The first came this March when Jessica and I visited her family in Puerto Rico. That rain forest, El Yunque, is tropical. The next stop on our road trip, The Hoh Rain Forest, is a temperate rain forest.
After spending a night in Portland and visiting the Gardens, Jessica and I drove north up the coast to the northwest corner of Washington State. Most folks know that Seattle is on the water but do not know that there is still a large chunk of land to Seattle’s west. That tract of land is the Olympic Peninsula named for the mountain range it contains.
As weather moves west to east across the Pacific Ocean it picks up evaporating moisture. When it reaches the mountains along the Olympic Coast, it is uplifted into cooler air. The cooler air holds less moisture and drops what it cannot hold as rain. As a result, the Hoh receives over 12 FEET of rain each year. For scale, the recent Hurricane Arthur left about 4 to 6 inches of rain in its path.
All of that rain (the most in the contiguous US) leads to a very luscious and dense forest. Trees and ferns grow anywhere and everywhere they can, and light barely filters through the upper canopy to the forest floor. With essentially unlimited access to rainwater, the trees are enormous.

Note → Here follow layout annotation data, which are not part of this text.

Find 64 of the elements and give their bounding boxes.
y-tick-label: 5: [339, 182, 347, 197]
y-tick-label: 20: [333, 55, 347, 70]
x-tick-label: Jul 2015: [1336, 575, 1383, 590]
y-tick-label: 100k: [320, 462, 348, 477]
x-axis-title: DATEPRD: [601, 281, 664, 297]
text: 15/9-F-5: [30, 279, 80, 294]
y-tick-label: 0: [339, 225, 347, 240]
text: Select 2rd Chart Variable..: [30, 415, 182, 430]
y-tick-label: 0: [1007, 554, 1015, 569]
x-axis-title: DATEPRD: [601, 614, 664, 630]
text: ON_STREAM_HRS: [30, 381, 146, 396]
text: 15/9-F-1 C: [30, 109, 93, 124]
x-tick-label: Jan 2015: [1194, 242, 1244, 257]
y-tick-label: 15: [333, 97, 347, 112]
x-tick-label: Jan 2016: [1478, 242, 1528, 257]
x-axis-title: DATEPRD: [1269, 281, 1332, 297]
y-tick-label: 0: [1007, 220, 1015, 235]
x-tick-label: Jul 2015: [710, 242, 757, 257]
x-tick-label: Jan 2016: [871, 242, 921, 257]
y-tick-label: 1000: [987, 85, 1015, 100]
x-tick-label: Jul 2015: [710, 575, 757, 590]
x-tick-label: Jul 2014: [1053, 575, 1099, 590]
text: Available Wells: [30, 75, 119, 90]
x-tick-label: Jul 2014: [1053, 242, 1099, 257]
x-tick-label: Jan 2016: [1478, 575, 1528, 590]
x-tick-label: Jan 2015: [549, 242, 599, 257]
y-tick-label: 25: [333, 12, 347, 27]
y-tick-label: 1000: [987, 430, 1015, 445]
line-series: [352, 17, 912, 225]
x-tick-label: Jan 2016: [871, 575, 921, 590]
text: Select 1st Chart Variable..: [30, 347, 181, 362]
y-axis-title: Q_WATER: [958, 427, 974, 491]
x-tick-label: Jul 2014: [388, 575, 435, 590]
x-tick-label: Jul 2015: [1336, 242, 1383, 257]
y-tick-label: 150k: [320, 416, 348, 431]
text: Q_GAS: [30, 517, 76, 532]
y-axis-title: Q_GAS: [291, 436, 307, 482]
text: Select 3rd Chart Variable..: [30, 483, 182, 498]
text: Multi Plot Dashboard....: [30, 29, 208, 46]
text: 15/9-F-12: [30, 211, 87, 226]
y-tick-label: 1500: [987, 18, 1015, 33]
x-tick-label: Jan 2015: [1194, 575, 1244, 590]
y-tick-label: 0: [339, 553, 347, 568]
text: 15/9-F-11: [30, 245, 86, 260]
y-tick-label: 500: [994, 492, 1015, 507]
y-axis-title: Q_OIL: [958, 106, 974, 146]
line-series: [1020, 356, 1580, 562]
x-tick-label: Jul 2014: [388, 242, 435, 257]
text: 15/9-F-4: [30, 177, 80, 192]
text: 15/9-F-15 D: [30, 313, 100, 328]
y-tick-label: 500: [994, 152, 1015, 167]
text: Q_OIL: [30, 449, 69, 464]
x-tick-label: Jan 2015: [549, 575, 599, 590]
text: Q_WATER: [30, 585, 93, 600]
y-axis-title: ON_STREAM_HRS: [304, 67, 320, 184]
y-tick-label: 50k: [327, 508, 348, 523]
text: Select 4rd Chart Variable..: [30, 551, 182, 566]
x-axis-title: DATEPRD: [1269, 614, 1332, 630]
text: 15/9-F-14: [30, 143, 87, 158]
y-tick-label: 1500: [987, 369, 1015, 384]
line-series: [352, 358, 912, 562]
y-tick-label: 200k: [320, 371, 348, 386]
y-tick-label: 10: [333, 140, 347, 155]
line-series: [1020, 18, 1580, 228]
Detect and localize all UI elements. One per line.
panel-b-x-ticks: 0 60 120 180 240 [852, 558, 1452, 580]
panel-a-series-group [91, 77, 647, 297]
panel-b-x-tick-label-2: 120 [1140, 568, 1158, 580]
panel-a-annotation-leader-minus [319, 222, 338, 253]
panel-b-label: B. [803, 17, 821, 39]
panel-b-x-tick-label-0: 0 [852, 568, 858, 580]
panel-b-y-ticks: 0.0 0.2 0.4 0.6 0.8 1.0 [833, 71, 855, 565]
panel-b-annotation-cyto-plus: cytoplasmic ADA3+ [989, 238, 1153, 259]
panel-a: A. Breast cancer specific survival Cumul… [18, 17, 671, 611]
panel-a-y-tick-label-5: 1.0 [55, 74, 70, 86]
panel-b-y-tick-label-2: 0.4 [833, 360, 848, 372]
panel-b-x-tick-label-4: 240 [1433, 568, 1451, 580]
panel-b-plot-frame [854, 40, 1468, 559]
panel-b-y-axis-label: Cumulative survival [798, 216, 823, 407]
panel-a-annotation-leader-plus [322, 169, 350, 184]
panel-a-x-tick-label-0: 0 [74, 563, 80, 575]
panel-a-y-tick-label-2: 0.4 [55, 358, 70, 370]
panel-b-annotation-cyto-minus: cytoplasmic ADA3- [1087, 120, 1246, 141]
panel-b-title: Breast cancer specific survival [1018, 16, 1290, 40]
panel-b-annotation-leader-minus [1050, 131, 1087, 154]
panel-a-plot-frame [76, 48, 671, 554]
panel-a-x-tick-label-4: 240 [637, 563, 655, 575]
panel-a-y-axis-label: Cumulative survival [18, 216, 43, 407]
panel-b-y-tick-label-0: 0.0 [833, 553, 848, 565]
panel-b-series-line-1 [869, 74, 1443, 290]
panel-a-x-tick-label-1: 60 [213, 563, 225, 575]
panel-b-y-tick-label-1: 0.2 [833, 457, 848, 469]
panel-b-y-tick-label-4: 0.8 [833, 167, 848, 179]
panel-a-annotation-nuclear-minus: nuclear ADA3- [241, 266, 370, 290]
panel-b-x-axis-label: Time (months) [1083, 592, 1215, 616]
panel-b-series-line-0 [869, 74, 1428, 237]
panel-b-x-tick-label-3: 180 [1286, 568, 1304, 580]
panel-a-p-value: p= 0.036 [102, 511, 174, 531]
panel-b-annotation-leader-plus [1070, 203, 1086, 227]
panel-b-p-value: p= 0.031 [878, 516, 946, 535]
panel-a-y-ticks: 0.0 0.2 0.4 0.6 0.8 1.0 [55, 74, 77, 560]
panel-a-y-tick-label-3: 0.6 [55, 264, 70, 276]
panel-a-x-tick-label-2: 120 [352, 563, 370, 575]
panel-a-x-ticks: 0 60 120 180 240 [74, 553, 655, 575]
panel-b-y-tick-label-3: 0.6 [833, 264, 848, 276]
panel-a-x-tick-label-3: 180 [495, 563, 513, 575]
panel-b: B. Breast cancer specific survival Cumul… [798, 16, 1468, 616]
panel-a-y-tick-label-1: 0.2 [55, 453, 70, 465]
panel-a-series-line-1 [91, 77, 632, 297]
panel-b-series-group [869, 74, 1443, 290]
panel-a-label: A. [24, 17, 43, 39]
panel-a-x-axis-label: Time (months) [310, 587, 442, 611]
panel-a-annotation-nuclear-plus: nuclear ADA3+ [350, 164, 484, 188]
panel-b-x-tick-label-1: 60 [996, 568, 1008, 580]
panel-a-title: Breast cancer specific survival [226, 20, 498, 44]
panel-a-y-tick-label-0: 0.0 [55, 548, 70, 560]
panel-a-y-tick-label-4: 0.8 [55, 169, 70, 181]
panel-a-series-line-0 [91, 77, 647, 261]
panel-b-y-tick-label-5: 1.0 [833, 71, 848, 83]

ENORMOUS!
After setting up our tent and tarp at a nearby coastal campground, Jessica and I drove inland to reach The Hoh. As we drove, the forest grew thicker around us. Eventually we reached the parking area and set out on two hikes totaling about 2 miles: The Hall of Mosses Trail and The Spruce Nature Trail. Both trails wound through the thick groves of Sitka Spruce, Douglas Fir, and Bigleaf Maple while ferns and mosses filled in any forest opening.
The most amazing part of The Hoh is the scale of the trees. They are truly enormous.
Early in our hike, we came upon a downed tree along the trail. Lying on its side, the tree reached deep into the forest. Jessica and I climbed on top of it and walked along the trunk into the thick foliage of the forest. We did our best to capture the scale, but the photos do not do it justice.
I am in both of the photos below. On the left, I walked about 2/3 of the way down the tree. You will probably need to click on the photo to even be able to see me.
Fallen trees are really important in The Hoh. When a tree falls, it provides an opportunity for new trees and plants to grow. Oftentimes, new trees will sprout directly on top of the dead one. A neat byproduct of this is that trees are often found growing in a long line where they sprouted on a dead tree. In the photo below you can even sort of still see the dead tree under the line of trees.
The Hoh Rain Forest is one of the most surprising and beautiful places we have visited on our trip. And, we definitely recommend that you visit. I could not stop taking photos the entire time we were there.